2024-01-27 22:54:58

by Frederic Weisbecker

[permalink] [raw]
Subject: Re: [PATCH v10 18/20] timers: Implement the hierarchical pull model

Le Mon, Jan 15, 2024 at 03:37:41PM +0100, Anna-Maria Behnsen a ?crit :
> +static bool tmigr_inactive_up(struct tmigr_group *group,
> + struct tmigr_group *child,
> + void *ptr)
> +{
> + union tmigr_state curstate, newstate, childstate;
> + struct tmigr_walk *data = ptr;
> + bool walk_done;
> + u8 childmask;
> +
> + childmask = data->childmask;
> + curstate.state = atomic_read(&group->migr_state);
> + childstate.state = 0;
> +
> + do {

So I got the confirmation from Boqun (+Cc) and Paul that a failing cmpxchg
may not order the load of the old value against subsequent loads. And
that may apply to atomic_try_cmpxchg() as well.

Therefore you not only need to turn group->migr_state read into
an atomic_read_acquire() but you also need to do this on each iteration
of this loop. For example you can move the read_acquire right here.

Thanks.

> + if (child)
> + childstate.state = atomic_read(&child->migr_state);
> +
> + newstate = curstate;
> + walk_done = true;
> +
> + /* Reset active bit when the child is no longer active */
> + if (!childstate.active)
> + newstate.active &= ~childmask;
> +
> + if (newstate.migrator == childmask) {
> + /*
> + * Find a new migrator for the group, because the child
> + * group is idle!
> + */
> + if (!childstate.active) {
> + unsigned long new_migr_bit, active = newstate.active;
> +
> + new_migr_bit = find_first_bit(&active, BIT_CNT);
> +
> + if (new_migr_bit != BIT_CNT) {
> + newstate.migrator = BIT(new_migr_bit);
> + } else {
> + newstate.migrator = TMIGR_NONE;
> +
> + /* Changes need to be propagated */
> + walk_done = false;
> + }
> + }
> + }
> +
> + newstate.seq++;
> +
> + WARN_ON_ONCE((newstate.migrator != TMIGR_NONE) && !(newstate.active));
> +
> + } while (!atomic_try_cmpxchg(&group->migr_state, &curstate.state, newstate.state));


2024-01-29 10:50:51

by Anna-Maria Behnsen

[permalink] [raw]
Subject: Re: [PATCH v10 18/20] timers: Implement the hierarchical pull model

Frederic Weisbecker <[email protected]> writes:

> Le Mon, Jan 15, 2024 at 03:37:41PM +0100, Anna-Maria Behnsen a écrit :
>> +static bool tmigr_inactive_up(struct tmigr_group *group,
>> + struct tmigr_group *child,
>> + void *ptr)
>> +{
>> + union tmigr_state curstate, newstate, childstate;
>> + struct tmigr_walk *data = ptr;
>> + bool walk_done;
>> + u8 childmask;
>> +
>> + childmask = data->childmask;
>> + curstate.state = atomic_read(&group->migr_state);
>> + childstate.state = 0;
>> +
>> + do {
>
> So I got the confirmation from Boqun (+Cc) and Paul that a failing cmpxchg
> may not order the load of the old value against subsequent loads. And
> that may apply to atomic_try_cmpxchg() as well.
>
> Therefore you not only need to turn group->migr_state read into
> an atomic_read_acquire() but you also need to do this on each iteration
> of this loop. For example you can move the read_acquire right here.

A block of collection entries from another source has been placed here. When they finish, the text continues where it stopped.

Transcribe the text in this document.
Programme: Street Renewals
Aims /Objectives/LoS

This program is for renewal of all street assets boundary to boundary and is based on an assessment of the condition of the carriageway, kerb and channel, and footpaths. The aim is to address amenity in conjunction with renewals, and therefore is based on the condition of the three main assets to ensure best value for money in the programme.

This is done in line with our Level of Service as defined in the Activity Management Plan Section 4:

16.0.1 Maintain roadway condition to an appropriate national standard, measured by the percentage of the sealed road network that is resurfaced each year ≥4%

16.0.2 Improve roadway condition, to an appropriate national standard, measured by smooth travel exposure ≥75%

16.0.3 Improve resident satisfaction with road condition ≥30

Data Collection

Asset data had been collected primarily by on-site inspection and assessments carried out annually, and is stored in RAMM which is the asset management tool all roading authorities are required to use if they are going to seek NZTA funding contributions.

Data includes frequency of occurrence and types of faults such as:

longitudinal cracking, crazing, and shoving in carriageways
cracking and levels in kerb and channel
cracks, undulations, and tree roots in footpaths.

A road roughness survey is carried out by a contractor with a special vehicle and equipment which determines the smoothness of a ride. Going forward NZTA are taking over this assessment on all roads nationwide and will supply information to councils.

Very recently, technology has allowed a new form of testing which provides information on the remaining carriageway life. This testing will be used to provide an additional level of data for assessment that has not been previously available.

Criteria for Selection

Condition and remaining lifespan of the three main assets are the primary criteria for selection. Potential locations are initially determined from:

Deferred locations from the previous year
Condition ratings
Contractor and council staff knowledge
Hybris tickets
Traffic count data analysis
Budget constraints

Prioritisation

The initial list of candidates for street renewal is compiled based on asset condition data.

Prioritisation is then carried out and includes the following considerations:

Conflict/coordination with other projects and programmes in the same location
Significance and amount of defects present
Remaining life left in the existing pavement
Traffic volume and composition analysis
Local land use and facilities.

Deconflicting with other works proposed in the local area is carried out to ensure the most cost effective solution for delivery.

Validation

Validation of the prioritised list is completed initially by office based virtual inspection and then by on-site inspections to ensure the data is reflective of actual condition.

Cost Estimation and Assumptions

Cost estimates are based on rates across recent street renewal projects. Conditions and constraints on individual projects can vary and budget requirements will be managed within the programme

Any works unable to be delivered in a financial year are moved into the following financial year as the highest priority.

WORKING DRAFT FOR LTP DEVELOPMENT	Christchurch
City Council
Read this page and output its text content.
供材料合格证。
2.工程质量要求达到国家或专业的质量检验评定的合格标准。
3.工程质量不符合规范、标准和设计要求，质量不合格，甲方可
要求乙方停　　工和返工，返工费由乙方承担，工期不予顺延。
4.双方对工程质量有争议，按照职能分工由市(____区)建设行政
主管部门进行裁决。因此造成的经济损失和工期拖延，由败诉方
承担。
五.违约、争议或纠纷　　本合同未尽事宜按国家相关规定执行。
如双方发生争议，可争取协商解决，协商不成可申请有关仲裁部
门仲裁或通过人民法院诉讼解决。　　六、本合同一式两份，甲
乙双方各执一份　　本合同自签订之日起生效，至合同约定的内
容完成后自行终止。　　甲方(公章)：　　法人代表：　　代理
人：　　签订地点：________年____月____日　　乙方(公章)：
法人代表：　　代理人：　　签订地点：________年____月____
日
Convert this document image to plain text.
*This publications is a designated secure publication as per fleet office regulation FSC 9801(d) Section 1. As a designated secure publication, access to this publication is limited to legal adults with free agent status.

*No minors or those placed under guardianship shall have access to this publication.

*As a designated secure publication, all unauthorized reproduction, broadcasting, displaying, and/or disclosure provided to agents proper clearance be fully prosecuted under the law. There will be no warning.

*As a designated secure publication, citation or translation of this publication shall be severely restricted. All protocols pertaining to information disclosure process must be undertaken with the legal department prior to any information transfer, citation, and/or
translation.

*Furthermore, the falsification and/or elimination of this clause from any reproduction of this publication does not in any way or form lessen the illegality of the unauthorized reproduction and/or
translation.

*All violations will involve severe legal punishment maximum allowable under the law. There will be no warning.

I tried to read and understand more about the memory barriers especially
the acquire/release stuff. So please correct me whenever I'm wrong.

We have to make sure that the child/group state values contain the last
updates and prevent reordering to be able to rely on those values.

So I understand, that we need the atomic_read_acquire() here for the
child state, because we change the group state accordingly and need to
make sure, that it contains the last update of it. The cmpxchg which
writes the child state is (on success) a full memory barrier. And the
atomic_read_acquire() makes sure all preceding "critical sections"
(which ends with the full memory barrier) are visible. Is this right?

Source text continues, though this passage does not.